This work addresses the challenge that existing face recognition methods struggle to effectively model the biometric utility of low-quality samples due to their overreliance on image perceptual quality or feature norm. To overcome this limitation, we propose FunFace, which, for the first time, explicitly incorporates biometric utility—estimated via a Certainty Ratio—into an adaptive margin-based loss function, thereby transcending conventional design constraints. By integrating AdaFace’s margin modulation mechanism, FunFace dynamically optimizes discriminative capacity for both high- and low-quality facial images. Extensive experiments demonstrate that FunFace achieves state-of-the-art performance on high-quality benchmarks and significantly outperforms current best methods on low-quality evaluation protocols.

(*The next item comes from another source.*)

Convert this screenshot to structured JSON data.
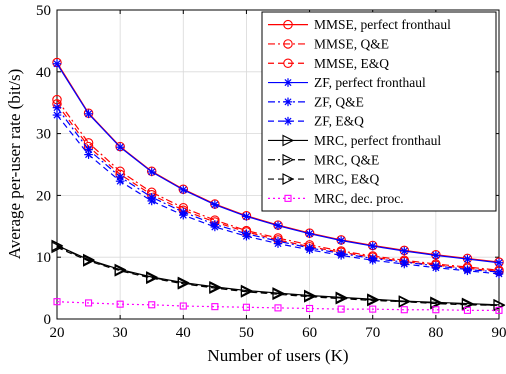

Face Recognition (FR) is used in a variety of application domains, from entertainment and banking to security and surveillance. Such applications rely on the FR model to be robust and perform well in a variety of settings. To achieve this, state-of-the-art FR models typically use expressive adaptive margin loss functions, which tie the feature norm to concepts related to sample quality, such as recognizability and perceptual image quality. Recently, through the development of Face Image Quality Assessment (FIQA) techniques, biometric utility has become the preferred measure of face-image quality and has been shown to be a better predictor of the usefulness of samples for face recognition compared to more human-centric aspects, such as resolution, blur, and lighting, tied to general image quality. While image quality expressed through feature norms exhibits a certain level of correlation with biometric utility, it does not fully encapsulate all aspects of utility. To address this point, we propose a new adaptive margin loss, FunFace (Face Recognition Through Utility and Norm Estimation), which incorporates biometric utility, estimated by the Certainty Ratio, into the adaptive margin, taking inspiration from AdaFace. We show that FunFace (when used to train a face recognition model) achieves competitive results to other state-of-the-art FR models on benchmarks containing high-quality samples, while surpassing them on low quality benchmarks.